Just a quick note on Geetika's post -

(First a note on my nomenclature - when I write "structure", I mean something for which experimental data has been obtained; when I write "model", I'm talking about things for which there is no direct experimental evidence - so no X-ray, NMR, Cryo-EM, etc).

 If the protein structure is in the PDB, this is a good idea. If it isn't in the PDB, then the AlphaFold DB is a good place to look (but it hasn't been updated as far as I know for over 2 years - so it doesn't have models of newer depositions to UniProt, for example). However, for novel sequences this is not an option, and some kind of modelling software is appropriate.

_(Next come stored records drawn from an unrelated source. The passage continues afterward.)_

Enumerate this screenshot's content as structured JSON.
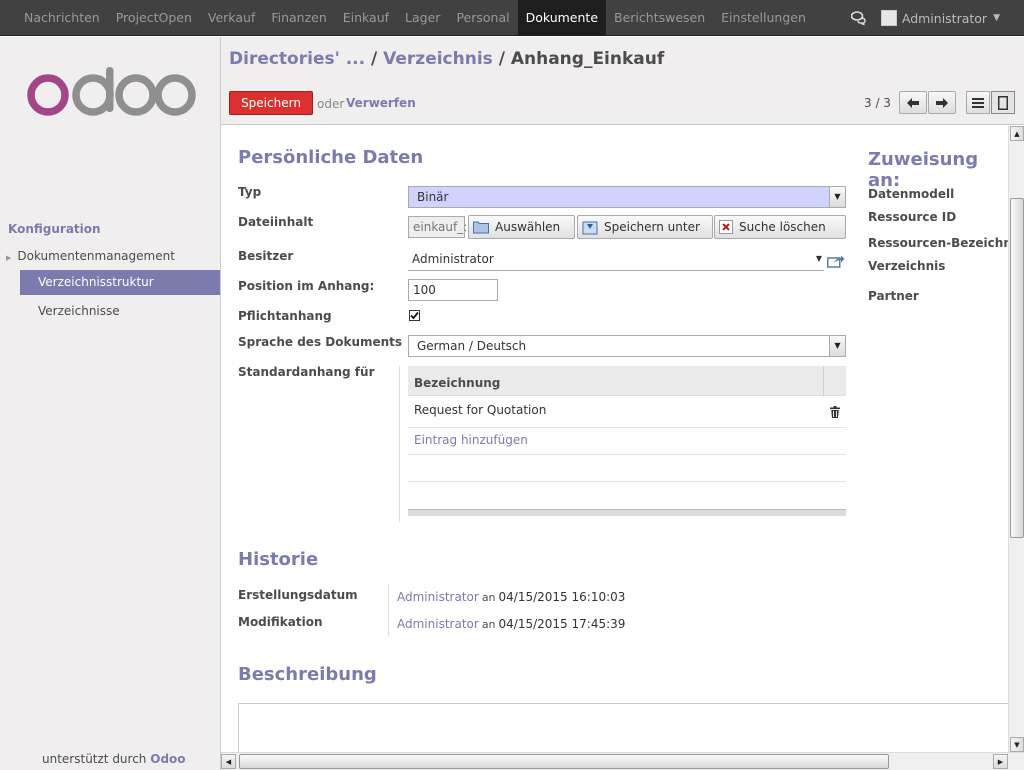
{
  "topnav": {
    "items": [
      "Nachrichten",
      "ProjectOpen",
      "Verkauf",
      "Finanzen",
      "Einkauf",
      "Lager",
      "Personal",
      "Dokumente",
      "Berichtswesen",
      "Einstellungen"
    ],
    "active": "Dokumente",
    "user": "Administrator",
    "chat_icon": "chat-bubbles-icon"
  },
  "sidebar": {
    "logo_text": "odoo",
    "section_title": "Konfiguration",
    "parent_item": "Dokumentenmanagement",
    "items": [
      {
        "label": "Verzeichnisstruktur",
        "active": true
      },
      {
        "label": "Verzeichnisse",
        "active": false
      }
    ],
    "footer_prefix": "unterstützt durch",
    "footer_brand": "Odoo"
  },
  "control": {
    "breadcrumb": [
      "Directories' ...",
      "Verzeichnis",
      "Anhang_Einkauf"
    ],
    "save_label": "Speichern",
    "or_label": "oder",
    "discard_label": "Verwerfen",
    "pager": "3 / 3"
  },
  "form": {
    "section_personal": "Persönliche Daten",
    "fields": {
      "typ_label": "Typ",
      "typ_value": "Binär",
      "file_label": "Dateiinhalt",
      "file_value": "einkauf_:",
      "select_btn": "Auswählen",
      "saveas_btn": "Speichern unter",
      "clear_btn": "Suche löschen",
      "owner_label": "Besitzer",
      "owner_value": "Administrator",
      "position_label": "Position im Anhang:",
      "position_value": "100",
      "required_label": "Pflichtanhang",
      "required_checked": true,
      "language_label": "Sprache des Dokuments",
      "language_value": "German / Deutsch",
      "default_for_label": "Standardanhang für"
    },
    "o2m": {
      "header": "Bezeichnung",
      "rows": [
        "Request for Quotation"
      ],
      "add_label": "Eintrag hinzufügen"
    },
    "section_assign": "Zuweisung an:",
    "assign_labels": [
      "Datenmodell",
      "Ressource ID",
      "Ressourcen-Bezeichnu",
      "Verzeichnis",
      "Partner"
    ],
    "section_history": "Historie",
    "history": {
      "created_label": "Erstellungsdatum",
      "created_by": "Administrator",
      "created_an": "an",
      "created_at": "04/15/2015 16:10:03",
      "modified_label": "Modifikation",
      "modified_by": "Administrator",
      "modified_an": "an",
      "modified_at": "04/15/2015 17:45:39"
    },
    "section_description": "Beschreibung"
  }
}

Mostly, people don't use modelling tools like Phyre (or any of the others that Kamogelo mentioned in this thread) if there is a structure of their protein in the PDB - why would they bother with a model based only on the sequence when they can get a structure that has been built from experimental data (X-Ray, NMR, Cryo-EM, etc) that will in almost every case represent something much closer to reality? Even AlphaFold3 models (good as they are) are probably not as good as a moderately well solved and refined experimental structure. I don't have the figures to hand, but from memory, AlphaFold 2 models are generally considered to be about as accurate as a 3Å X-ray structure - so better than Max Perutz's original haemoglobin (~5.5Å) but considerably worse than John Kendrew's myoglobin (originally ~2Å), which readers may remember were the first two X-ray structures of proteins that were published.

Many of the modelling tools available will allow the user to base their model on an existing structure in the PDB or on a model from another source - e.g. Phyre2.2 has what we call "AlphaThread" which will use the model in the AlphaFold DB with the closest sequence to the user's as the basis for the homology model.